Here's What the Trump Administration's Proposed Title X Rule Would Do to Abortion Access in America

Updated | The Trump administration is reportedly floating a change to its federal family-planning program that reproductive rights advocates say would alter women's access to abortion and birth control.

Currently under consideration is an iteration of a Reagan-era policy known as the "domestic gag rule," which would ban health care providers that receive funds from the government's Title X program from performing abortions, or providing patients with any information about the procedure or where they can obtain it. While Title X funds can't go toward abortion services, the funds have historically been used for other health care needs at clinics that also provide abortions.

The Reagan administration's version of the policy was only in effect for one month in 1992, due to being slammed with legal challenges from women's rights groups as well as physicians, who said the rule would encourage them to be dishonest with their patients. When President Bill Clinton took office, he rescinded it. But now that the policy change is reportedly on the table once again, experts are beginning to envision what a domestic gag rule would look like in Trump's America.

"A patient walking into a Title X–funded health care facility is going to have their complete medical options withheld from them," Kashif Syed, Planned Parenthood's senior policy analyst, told Newsweek on Monday. "Physicians will essentially be forced to lie to patients in order to abide by the program's requirements."

Such a change to Title X would place reproductive health organizations like Planned Parenthood squarely in the administration's crosshairs. According to Planned Parenthood's site, 41 percent of all patients who visit the health clinics benefit from the program, and many of them are low-income, as 80 percent of all Title X patients fall below 150 percent of the federal poverty level.

That means low-income women and women of color—the latter of which make up half of the four million patients who benefit from Title X— would feel the impact of a domestic gag rule most, and find it even more difficult to access abortion as well as a range of other reproductive health services like birth control, cancer screenings and well-woman exams.
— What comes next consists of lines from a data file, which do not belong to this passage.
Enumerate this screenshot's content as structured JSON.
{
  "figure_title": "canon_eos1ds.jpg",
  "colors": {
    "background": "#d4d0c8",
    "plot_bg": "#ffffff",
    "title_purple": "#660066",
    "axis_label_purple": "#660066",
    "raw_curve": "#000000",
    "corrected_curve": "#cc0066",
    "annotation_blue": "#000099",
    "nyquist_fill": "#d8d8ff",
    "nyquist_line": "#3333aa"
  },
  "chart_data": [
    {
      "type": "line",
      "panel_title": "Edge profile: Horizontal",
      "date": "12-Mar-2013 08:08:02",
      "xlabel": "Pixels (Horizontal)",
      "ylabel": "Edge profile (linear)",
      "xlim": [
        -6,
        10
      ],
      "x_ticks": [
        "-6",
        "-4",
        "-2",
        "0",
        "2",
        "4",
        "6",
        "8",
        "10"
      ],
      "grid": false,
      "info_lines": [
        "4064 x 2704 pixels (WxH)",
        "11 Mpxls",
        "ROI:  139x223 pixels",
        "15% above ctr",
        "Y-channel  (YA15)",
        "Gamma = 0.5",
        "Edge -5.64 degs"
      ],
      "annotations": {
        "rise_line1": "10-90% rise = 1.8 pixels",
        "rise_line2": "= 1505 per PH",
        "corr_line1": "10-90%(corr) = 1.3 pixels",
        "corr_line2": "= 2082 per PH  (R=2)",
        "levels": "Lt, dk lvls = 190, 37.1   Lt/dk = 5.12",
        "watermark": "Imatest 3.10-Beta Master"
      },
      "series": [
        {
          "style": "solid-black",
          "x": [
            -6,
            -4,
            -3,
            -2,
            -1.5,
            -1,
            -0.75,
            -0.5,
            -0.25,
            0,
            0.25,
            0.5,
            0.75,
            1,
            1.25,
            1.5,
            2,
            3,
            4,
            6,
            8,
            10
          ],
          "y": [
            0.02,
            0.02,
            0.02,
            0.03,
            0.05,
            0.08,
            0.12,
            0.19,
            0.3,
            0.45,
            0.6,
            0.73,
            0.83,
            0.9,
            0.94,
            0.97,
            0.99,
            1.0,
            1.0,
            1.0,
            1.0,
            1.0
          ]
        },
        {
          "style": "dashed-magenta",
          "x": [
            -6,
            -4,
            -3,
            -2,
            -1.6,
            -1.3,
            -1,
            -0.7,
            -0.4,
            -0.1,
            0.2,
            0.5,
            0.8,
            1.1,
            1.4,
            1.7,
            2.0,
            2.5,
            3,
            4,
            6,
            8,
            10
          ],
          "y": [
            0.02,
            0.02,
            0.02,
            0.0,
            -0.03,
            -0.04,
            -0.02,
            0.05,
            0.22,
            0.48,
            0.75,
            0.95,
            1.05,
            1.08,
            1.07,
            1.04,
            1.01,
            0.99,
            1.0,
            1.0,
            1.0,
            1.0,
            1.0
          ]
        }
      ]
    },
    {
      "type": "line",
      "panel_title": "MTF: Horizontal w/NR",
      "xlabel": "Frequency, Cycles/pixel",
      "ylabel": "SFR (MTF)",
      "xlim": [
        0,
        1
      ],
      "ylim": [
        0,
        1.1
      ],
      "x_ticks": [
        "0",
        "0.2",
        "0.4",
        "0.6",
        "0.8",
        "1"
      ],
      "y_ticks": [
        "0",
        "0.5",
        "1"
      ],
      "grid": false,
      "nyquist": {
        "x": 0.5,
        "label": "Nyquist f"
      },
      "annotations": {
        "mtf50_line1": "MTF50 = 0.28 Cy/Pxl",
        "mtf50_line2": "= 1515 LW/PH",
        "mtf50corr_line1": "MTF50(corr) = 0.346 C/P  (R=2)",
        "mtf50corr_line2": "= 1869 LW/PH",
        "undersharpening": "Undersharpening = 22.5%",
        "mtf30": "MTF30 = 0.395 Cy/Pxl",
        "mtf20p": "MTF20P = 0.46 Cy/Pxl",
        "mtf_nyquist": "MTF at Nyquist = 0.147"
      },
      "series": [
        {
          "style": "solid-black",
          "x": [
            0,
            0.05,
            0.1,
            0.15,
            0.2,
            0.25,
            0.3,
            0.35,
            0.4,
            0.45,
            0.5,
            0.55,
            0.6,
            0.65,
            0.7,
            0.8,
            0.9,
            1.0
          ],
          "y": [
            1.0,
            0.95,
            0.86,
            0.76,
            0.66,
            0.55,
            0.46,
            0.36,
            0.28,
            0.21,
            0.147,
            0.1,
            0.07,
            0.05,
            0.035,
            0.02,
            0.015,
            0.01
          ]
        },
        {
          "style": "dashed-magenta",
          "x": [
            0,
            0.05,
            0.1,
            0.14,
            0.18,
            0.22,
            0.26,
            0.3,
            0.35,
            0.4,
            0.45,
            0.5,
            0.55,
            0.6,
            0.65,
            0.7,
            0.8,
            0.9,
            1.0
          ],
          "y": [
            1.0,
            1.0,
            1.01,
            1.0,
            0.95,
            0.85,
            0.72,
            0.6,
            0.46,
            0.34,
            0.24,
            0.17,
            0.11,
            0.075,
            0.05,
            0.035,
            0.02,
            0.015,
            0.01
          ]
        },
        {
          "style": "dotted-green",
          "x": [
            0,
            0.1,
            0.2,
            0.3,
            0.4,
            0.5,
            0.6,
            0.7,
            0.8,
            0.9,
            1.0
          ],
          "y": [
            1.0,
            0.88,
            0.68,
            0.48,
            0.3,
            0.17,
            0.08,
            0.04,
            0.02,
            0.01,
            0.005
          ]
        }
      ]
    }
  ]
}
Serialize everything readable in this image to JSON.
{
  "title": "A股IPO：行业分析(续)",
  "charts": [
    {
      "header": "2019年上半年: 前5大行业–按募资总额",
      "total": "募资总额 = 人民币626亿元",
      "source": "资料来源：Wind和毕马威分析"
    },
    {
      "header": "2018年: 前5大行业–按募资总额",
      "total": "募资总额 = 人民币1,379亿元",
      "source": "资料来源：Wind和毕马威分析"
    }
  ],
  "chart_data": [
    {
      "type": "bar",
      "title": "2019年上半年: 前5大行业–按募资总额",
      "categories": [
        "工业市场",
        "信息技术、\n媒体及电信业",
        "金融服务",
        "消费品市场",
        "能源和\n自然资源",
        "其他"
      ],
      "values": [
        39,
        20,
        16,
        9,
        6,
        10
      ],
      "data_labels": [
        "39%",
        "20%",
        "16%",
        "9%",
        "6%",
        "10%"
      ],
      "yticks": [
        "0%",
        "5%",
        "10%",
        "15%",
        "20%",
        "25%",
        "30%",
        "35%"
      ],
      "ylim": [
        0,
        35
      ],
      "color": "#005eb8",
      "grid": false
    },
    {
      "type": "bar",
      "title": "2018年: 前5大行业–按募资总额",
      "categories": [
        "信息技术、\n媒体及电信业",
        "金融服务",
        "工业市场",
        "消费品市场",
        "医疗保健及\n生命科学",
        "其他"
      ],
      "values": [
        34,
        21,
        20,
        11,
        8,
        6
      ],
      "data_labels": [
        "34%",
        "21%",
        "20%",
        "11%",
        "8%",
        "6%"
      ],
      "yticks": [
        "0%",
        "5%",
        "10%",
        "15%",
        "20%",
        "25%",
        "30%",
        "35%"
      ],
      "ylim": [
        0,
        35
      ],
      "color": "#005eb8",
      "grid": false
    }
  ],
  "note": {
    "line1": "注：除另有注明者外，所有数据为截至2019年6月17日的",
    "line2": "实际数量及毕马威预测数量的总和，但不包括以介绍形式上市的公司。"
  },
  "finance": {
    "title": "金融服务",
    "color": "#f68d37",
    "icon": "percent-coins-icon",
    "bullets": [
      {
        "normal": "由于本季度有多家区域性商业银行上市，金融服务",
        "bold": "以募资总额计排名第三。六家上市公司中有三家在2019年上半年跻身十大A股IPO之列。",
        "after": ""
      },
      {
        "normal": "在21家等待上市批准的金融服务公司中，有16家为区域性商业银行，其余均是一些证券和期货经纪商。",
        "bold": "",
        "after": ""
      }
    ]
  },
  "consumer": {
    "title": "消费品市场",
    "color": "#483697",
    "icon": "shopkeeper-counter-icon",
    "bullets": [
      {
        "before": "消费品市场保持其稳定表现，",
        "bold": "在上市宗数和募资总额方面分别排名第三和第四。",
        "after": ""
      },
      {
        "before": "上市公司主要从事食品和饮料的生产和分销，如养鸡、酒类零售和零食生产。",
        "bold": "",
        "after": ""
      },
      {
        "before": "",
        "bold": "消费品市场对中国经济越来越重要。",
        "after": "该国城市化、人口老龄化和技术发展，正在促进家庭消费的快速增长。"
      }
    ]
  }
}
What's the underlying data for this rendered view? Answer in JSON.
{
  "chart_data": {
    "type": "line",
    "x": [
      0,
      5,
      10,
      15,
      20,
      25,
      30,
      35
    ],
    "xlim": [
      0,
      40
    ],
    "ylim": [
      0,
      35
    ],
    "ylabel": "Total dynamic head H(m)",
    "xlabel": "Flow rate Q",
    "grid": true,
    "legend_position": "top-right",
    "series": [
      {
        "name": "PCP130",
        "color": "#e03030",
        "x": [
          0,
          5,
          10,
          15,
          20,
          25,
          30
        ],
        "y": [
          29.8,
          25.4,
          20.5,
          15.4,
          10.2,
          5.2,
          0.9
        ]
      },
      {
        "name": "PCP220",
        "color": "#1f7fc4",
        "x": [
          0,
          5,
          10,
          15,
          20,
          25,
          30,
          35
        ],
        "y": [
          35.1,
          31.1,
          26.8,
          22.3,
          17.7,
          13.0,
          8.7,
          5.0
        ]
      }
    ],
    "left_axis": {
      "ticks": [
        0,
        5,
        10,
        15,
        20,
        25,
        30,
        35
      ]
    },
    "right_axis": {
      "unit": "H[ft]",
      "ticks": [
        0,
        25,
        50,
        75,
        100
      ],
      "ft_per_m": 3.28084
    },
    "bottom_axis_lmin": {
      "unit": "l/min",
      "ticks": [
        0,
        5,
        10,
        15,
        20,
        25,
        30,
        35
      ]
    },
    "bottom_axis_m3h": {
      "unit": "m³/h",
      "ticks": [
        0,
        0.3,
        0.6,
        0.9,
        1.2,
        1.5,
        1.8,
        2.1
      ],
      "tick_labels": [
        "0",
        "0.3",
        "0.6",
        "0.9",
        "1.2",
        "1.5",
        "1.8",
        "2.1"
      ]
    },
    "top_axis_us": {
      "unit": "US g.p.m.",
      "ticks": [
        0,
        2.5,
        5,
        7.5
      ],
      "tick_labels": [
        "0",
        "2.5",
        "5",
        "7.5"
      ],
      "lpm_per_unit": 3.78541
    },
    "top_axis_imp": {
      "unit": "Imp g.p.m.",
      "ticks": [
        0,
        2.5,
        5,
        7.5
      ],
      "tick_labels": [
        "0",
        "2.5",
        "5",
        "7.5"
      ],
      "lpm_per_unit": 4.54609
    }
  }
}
"What's at risk is the huge gains we've made in the reduction of unintended pregnancy, teen pregnancy and the availability and access to birth control and other reproductive health services," Syed said. "We have to understand that those gains are tied to a policy agenda meant to advance and expand people's access to info. The [proposed] rule would undermine decades of progress we've made."

Planned-parenthood-domestic-gag
The changes to Title X reportedly being considered by the Trump administration could threaten women’s access to reproductive health services, especially from organizations like Planned Parenthood. Joe Raedle/Getty Images

Reproductive rights groups are trying to make sure that doesn't happen. On Wednesday, the Planned Parenthood Federation of America, along with the National Family Planning & Reproductive Health Association and the American Civil Liberties Union, filed three separate lawsuits against the administration to block further changes to the Title X program, which they say has already been dramatically altered under Trump.

Indeed, the reported incoming change to Title X guidelines is just the latest attempt from the Trump administration to alter the program, which was established in 1970 under President Richard Nixon.

The suit challenges a separate guidance the Department of Health and Human Services (HHS), Office of Population Affairs, issued in February, calling for health care providers to push for family-planning methods like "fertility awareness" over other more reliable birth control methods backed by science. A Planned Parenthood spokesperson told Newsweek the organization is asking the court to declare the changes illegal.

"This is a radical shift, and the way the FOA [funding opportunity announcement] is written, it just flies in the face of the best medical practice," Tanya Atkinson, president and CEO of Planned Parenthood of Wisconsin and one of the suit's plaintiffs, told NPR. "It is a radical shift that could have a big impact on people's health."

HHS officials did not immediately respond to Newsweek's requests for comment.

This story has been updated to include more information on Title X funds.